Ari Aster’s audacious sociological Western thriller tosses liberal art-house orthodoxy to the winds. It’s set in the desert city of Eddington, New Mexico, during the COVID summer of 2020, and the first sign that it will tweak conventional wisdom is that the local sheriff, Joe Cross (Joaquin Phoenix), refuses to wear a mask. But COVID is just the trigger. “Eddington” presents the big picture of an angry, cult-and conspiracy-addicted, maybe crazy new America slipping through the looking glass, a kind of Great Crack-Up that the film views with a poker-faced trepidations' glee. 

"Eddington” is a polarizing experience. It’s timely, provocative, and visually audacious—reflecting America’s fractured media and political landscape through a bleak neo‑Western lens. Yet it often feels emotionally distant, tonally chaotic, and lacking in narrative clarity. If you’re drawn to slow-burning satire and enjoy films that provoke discussion rather than provide answers, Eddington has a lot to offer. But if you’re looking for emotional insight or subtlety, this may feel like a messy, overload spectacle. As a filmmaker, you might admire how Aster merges political satire with genre: western tropes, dark comedy, and thriller violence. Instead of supernatural horror, Eddington wields our real-life crisis—community breakdown under pandemic pressure—as its monster.

It’s telling that the final image is a data center, not a person. Aster suggests that individual stories become training data in an AI-driven world—where human meaning is already being overwritten. The narrative plays out as society crumbles: protests bleed into private feuds, families splinter, and power shifts in unexpected directions. There’s an eerie final image: a giant AI data center looming over Eddington—hinting that technology, not people, may be the true winner

  • Rotten Tomatoes shows a 67% critic rating, with a consensus noting strong cast and bold direction but frequent tonal misfires.

  • Most critics describe the film as ambitious but uneven, praising its performances while criticizing its incoherence and lack of emotional clarity.


✅ Strengths

  • Performances: Phoenix, Pascal, and Stone deliver measured, heavy-hitting turns. Phoenix especially stands out for blending quiet despair with dark humor.
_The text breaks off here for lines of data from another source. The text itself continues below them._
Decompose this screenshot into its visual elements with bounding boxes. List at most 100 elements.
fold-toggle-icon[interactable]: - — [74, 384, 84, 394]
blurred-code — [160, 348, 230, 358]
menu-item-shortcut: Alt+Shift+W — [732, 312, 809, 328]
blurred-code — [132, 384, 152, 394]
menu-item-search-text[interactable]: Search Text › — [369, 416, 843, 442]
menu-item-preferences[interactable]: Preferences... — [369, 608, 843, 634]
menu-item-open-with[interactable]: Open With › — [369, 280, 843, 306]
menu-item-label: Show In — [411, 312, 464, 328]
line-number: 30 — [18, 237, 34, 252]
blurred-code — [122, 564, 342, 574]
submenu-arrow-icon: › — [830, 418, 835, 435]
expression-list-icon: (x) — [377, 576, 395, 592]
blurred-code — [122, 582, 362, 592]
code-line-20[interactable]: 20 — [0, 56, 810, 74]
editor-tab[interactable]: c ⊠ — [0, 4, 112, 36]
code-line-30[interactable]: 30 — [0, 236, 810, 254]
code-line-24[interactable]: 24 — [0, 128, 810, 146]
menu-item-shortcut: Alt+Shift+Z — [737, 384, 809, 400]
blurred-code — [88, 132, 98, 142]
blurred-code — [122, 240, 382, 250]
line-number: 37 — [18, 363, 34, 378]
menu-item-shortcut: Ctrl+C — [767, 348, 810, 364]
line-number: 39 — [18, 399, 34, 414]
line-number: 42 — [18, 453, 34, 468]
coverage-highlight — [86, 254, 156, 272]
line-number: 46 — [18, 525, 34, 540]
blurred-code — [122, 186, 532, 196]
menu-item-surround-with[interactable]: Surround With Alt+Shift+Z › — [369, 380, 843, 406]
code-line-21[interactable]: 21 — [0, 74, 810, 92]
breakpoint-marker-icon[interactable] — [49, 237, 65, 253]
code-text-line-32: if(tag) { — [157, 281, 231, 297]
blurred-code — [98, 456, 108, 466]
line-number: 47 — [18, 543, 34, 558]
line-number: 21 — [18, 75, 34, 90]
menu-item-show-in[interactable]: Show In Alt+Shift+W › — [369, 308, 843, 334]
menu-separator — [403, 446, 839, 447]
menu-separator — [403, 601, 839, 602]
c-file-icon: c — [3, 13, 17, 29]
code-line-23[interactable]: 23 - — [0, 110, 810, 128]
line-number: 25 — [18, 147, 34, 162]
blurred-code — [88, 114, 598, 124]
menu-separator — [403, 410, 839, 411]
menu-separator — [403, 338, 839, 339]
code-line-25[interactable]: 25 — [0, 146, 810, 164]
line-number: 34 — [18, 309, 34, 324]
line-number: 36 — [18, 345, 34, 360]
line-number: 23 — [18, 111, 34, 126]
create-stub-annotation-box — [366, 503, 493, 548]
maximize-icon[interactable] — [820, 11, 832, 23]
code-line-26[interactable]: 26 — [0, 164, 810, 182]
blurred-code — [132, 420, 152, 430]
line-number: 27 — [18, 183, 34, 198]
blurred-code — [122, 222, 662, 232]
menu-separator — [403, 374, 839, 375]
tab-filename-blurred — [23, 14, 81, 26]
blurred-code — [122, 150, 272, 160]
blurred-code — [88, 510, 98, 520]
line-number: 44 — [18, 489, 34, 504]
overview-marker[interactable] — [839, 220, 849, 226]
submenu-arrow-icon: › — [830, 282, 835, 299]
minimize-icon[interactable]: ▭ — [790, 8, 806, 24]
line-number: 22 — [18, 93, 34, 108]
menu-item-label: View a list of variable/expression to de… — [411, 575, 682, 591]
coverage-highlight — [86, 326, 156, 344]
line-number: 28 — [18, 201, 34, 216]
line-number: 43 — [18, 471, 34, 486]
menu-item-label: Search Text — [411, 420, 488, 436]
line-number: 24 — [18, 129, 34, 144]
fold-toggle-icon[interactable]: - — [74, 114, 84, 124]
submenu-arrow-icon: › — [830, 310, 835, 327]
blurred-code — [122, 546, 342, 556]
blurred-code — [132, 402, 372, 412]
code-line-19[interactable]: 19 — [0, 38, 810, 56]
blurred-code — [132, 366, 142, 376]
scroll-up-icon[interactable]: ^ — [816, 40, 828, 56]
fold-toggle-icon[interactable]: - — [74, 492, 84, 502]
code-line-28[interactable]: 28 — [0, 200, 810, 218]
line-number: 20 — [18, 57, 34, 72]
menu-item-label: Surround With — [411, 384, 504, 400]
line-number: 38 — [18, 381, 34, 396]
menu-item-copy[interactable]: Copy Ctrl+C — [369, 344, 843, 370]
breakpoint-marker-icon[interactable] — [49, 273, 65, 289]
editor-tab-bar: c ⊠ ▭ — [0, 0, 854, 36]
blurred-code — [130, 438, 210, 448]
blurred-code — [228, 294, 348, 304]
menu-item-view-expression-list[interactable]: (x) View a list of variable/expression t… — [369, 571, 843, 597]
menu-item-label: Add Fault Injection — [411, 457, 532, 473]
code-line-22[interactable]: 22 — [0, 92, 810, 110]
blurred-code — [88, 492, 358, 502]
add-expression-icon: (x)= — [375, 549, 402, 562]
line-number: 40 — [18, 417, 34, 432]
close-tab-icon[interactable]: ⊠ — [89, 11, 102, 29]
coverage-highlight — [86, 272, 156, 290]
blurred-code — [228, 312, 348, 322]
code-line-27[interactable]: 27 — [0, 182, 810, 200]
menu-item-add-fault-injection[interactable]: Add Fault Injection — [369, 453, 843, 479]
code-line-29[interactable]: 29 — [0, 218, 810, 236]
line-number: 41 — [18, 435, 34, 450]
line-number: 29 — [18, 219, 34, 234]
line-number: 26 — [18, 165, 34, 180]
  • Satirical tone: The film skewers both the right and left, internet conspiracies, social media culture — earning praise for its bleak honesty.

  • Ambition: Critics like Jacobin praised its uncompromising reflection of social collapse and ideological breakdown in 2020 America.

❌ Criticisms

  • Narrative diffusion: Reviewers argue it never settles on a central message, often feeling scattered and overwhelming.

  • Emotional disconnect: Some find the characters underwritten—especially female characters and racial dynamics—making it hard to empathize or find insight amid chaos.

  • Tone mismatch: Compared to his previous films (Hereditary, Midsommar, Beau is Afraid), Aster’s usual dread is dialed down in favor of satire. Some critics missed his signature unsettling emotional intensity.